Now, I like the Dresden Files.  They’re good.  They were signed by my second editor at Pocket. But they are not great. Harry Dresden’s character development was apparently arrested at the age of 15; the ineptitude of his interactions with women have gone from clumsy and awkward to “I am so embarrassed for the author that it is seriously distracting from the story.” Kim Harrison’s books are not terrible, they are merely mediocre. I have to admit, the Kadrey sounds interesting, but I haven’t read it.

If the very best of the genre doesn’t rise to the level of Agatha Christie – and it does not – there is clearly a problem.

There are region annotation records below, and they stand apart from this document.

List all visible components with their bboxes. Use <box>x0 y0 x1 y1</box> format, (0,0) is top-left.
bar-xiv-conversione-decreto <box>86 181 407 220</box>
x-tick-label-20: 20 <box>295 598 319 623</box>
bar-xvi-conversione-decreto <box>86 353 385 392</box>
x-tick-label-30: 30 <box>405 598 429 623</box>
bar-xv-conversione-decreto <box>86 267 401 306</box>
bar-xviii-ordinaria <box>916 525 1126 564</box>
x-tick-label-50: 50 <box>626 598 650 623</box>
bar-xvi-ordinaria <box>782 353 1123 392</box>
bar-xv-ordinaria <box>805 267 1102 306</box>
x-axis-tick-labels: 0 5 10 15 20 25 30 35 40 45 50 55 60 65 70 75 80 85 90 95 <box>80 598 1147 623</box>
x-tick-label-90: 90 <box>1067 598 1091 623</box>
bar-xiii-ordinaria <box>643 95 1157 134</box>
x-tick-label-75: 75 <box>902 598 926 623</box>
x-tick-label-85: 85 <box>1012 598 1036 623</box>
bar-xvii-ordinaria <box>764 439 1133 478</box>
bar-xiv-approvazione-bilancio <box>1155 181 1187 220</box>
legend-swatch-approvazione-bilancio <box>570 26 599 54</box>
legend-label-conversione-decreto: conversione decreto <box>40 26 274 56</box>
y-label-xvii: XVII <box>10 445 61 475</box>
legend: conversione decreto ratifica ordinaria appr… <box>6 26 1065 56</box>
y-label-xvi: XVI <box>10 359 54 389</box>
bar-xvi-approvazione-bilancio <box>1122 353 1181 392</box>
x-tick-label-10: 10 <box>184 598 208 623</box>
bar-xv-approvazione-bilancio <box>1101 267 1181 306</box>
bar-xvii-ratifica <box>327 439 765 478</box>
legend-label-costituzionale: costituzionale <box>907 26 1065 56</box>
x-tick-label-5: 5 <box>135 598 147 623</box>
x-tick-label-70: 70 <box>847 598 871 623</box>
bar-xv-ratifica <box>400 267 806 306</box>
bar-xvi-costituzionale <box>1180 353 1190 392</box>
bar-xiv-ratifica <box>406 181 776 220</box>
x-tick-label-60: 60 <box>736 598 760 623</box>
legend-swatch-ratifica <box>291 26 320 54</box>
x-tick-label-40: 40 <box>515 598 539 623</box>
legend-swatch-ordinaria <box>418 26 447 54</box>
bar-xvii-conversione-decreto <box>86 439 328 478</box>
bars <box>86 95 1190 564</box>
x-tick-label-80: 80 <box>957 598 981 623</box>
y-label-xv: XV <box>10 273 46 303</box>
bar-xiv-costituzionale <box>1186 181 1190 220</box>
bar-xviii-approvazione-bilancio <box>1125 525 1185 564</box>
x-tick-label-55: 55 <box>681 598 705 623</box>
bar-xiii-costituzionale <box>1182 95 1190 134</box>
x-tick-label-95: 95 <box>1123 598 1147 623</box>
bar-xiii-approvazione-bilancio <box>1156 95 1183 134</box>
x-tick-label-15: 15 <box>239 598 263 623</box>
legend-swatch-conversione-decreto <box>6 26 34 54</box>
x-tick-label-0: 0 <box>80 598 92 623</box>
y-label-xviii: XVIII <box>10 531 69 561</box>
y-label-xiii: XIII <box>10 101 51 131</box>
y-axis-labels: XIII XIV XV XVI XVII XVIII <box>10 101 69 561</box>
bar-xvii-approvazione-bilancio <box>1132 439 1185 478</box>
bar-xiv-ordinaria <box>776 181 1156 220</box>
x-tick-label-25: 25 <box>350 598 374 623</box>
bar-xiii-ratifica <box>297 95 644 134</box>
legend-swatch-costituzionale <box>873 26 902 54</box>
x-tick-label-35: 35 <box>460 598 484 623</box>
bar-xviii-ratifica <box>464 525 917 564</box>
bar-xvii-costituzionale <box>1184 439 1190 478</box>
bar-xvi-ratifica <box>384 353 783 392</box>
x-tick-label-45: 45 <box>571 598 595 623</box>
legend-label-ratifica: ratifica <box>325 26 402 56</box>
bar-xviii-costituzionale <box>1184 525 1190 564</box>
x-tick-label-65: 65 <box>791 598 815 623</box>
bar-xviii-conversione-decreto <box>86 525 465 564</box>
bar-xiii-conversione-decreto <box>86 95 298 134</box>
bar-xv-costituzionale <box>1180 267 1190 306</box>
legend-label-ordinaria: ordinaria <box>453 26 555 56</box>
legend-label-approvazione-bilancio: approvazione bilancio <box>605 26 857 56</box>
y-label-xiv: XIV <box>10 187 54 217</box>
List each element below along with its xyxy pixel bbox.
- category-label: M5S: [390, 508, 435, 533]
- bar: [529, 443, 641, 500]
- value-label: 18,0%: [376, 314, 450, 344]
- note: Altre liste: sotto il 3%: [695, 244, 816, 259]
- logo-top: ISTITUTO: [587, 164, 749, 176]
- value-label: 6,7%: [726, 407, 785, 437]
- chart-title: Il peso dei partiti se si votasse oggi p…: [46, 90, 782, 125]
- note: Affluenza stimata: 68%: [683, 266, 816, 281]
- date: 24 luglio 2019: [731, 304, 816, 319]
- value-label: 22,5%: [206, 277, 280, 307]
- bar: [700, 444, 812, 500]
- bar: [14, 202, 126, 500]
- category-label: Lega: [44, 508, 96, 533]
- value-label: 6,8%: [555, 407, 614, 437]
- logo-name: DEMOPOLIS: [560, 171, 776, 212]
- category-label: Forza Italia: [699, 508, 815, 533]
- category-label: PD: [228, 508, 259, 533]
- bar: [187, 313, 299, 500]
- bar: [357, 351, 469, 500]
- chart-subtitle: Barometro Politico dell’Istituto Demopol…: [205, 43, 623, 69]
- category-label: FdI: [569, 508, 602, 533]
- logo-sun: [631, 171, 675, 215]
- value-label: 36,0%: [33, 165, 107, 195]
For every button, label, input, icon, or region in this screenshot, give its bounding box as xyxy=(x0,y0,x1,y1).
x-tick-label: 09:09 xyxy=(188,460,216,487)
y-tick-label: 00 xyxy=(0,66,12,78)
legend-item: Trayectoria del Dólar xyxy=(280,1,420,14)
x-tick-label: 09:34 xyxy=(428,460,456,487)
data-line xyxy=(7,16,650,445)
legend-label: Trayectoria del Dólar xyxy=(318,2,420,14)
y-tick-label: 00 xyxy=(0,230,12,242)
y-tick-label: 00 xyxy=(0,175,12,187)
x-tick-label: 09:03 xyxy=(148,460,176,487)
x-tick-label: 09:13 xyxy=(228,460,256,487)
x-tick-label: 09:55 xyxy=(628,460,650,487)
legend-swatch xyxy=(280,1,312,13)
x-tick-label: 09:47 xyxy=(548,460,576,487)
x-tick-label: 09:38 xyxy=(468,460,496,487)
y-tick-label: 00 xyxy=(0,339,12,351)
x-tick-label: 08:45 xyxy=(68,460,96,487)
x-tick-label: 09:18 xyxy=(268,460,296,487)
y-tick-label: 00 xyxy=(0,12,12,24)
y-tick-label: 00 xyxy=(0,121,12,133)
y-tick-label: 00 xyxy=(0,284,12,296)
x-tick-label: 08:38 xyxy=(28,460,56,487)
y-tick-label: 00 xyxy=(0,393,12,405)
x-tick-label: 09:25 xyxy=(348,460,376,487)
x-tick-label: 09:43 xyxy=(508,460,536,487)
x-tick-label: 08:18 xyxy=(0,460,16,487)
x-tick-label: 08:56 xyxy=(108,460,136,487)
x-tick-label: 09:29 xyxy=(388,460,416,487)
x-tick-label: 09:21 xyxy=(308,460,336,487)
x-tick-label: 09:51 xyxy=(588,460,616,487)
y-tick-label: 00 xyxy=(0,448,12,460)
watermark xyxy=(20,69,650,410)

The coup de grace, though, is the fact that Cerulean Sins by Laurell K. Hamilton, (the K stands for Krazy), is actually listed in the top ten.  I actually kind of liked the first Anita Blake book, back when she was a voodoo chick and vampire hunter, rather than the central figure in an ongoing interspecies orgy.  There may be worse books out there than Hamilton’s, but if there are, I haven’t read them.

The fact is that paranormal fantasy is actually much worse, as a sub-genre, than the Regency romances that attempt to pass themselves off as science fiction in skirts.  With a few notable exceptions, it is outright chick porn; the claim that it is fantasy literature in the same genre as Tolkien, Lewis, and even Alexander is about as convincing as asserting that Booty Pirates XII should have beaten out Argo for the Academy Award.

There are few things I enjoyed twenty years ago as much as spending my Friday evenings with Spacebunny, circulating through the shelves at Barnes and Noble armed with fifty bucks and a coffee.  But considering that these are the sort of books they have been trying to push on the public for the last decade, even I have to conclude that the bookseller fully merits its incipient demise. It’s one thing to go out because technology has changed or because an increasingly vulgar market prefers television to books, it’s another thing to do so while trumpeting the merits of The Nymphos of Rocky Flats.